Ahmad Hasan dikenal kemudian ulama pembaharu. Pikiran-pikirannya sangat tajam dan kritis terutama di dalam cara memahami nash (teks) Alquran maupun hadits. Keahliannya dalam bidang hadits, tafsir, fikih, ushul fiqih, ilmu kalam, dan mantiq menjadikannya sebagai rujukan para penanya dan pemerhati kajian Islam. Dia juga ulama yang produktif menulis.

Ahmad Hassan tutup usia di ~ 10 November 1958 di dalam usia 71 tahun.

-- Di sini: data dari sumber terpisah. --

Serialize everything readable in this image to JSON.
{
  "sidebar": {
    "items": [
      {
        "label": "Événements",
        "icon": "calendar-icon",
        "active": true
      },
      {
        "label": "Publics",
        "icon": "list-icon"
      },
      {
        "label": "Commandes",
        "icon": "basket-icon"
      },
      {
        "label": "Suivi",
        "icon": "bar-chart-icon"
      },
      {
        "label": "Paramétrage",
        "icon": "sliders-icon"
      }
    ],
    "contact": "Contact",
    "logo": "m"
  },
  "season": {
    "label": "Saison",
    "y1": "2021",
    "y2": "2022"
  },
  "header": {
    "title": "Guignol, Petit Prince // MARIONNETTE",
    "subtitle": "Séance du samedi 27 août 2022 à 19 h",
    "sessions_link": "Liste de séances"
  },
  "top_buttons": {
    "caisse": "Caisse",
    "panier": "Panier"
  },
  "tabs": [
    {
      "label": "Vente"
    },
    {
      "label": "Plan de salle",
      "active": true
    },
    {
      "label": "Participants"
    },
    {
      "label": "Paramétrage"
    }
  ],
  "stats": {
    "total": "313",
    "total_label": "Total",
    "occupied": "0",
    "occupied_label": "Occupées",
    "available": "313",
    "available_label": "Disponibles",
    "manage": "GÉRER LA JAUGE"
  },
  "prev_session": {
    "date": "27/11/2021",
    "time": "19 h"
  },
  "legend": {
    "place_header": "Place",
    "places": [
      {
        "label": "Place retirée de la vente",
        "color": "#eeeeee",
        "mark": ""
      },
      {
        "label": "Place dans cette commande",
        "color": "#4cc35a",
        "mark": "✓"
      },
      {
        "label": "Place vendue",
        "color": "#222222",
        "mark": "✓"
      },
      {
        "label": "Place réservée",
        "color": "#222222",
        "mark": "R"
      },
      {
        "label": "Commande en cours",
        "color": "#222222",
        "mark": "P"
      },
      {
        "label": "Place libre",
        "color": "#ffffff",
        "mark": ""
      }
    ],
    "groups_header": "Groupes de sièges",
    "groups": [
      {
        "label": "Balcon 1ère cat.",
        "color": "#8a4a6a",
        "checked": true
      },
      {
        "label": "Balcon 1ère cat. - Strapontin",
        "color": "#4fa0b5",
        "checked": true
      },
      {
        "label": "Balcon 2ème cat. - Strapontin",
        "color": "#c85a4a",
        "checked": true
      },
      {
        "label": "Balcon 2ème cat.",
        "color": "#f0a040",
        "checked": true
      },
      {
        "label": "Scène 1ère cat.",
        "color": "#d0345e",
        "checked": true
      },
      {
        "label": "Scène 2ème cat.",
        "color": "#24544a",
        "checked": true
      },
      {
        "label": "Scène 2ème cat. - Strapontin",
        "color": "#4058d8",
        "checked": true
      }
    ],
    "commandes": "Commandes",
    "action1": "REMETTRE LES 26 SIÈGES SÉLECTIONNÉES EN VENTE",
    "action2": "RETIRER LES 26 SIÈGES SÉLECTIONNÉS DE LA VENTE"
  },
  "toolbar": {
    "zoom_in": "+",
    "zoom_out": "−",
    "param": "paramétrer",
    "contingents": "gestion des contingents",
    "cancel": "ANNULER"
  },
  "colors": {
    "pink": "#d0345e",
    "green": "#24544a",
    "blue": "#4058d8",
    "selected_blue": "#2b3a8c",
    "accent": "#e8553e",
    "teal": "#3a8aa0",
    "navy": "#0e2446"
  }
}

KH Hasyim Asy"ari mengolah Tradisi Pesantren

“Jangan kamu jadikan alles itu were sebab untuk bercera-berai, berpecah-belah, bertengkar-tengkar, dan bermusuh-musuhan... Padahal keagamaan kita hanya satu belaka: Islam!” ujarnya dalam kongres Nahdlatul Ulama di Banjarmasin, Kalimantan, di ~ 1935. KH Hasyim Asy’ari sadar perlunya dihilangkan pertentangan antara kalangan tradisi maupun pembaharu.


Lahir diatas 14 Februari 1871 di Desa Nggedang-Jombang, Jawa Timur, Hasyim Asy’ari adalah pendirinya Nahdlatul Ulama, artinya kebangkitan ulama, pegang Islam terbesar di Indonesia. Itu mendirikannya bersama Kyai Wahab Chasbullah diatas 31 Januari 1926 guna menebang faham bermadzhab dan membendung faham pembaharuan.


Hasyim pernah belajar di atas Syaikh Mahfudz asal Termas, ulama Indonesia yang jadi pakar ilmu hadis pertama, di Mekah. Ilmu hadits inilah yang kemudian menjadi spesialisasi Pesantren Tebuireng, apa kelak didirikannya di Jombang sepulangnya dari negara Suci. Lewat pesantren inilah Hasyim melancarkan pembaharuan aset pendidikan keagamaan Islam tradisional. Dialah memperkenalkan pengetahuan umum di dalam kurikulum pesantren, bahkan darimana 1926 ditambah mencapai bahasa Belanda dan oksavingmoney.com Indonesia. Di dalam buku Tradisi Pesantren: Studi kyung Pandangan kehidupan Kyai, Zamakhsyari Dhofier manggambarkan Hasyim Asy’ari such sosok apa menjaga tradisi pesantren.

Di masa Belanda, Hasyim bersikap nonkooperatif. Dialah mengeluarkan banyak fatwa yang menolak kebijakan otoritas kolonial. Yang paling spektakuler adalah fatwa jihad: “Wajib hukum bagi umat Islam Indonesia berperang melawan Belanda.” Fatwa ini hasil menjelang meletusnya Peristiwa 10 November di Surabaya.

Lihat lainnya: Terungkap! 1 Juta Dollar Berapa Rupiah Hari Ini, Berapa 1 Dolar Ke Rupiah Hari Ini

Hasyim Asy’ari wafat di ~ 25 Juli 1947. Di dalam perjalanannya,Nahdlatul Ulama larut di dalam politik praktis hingga akhirnya kembali ke khitah 1926.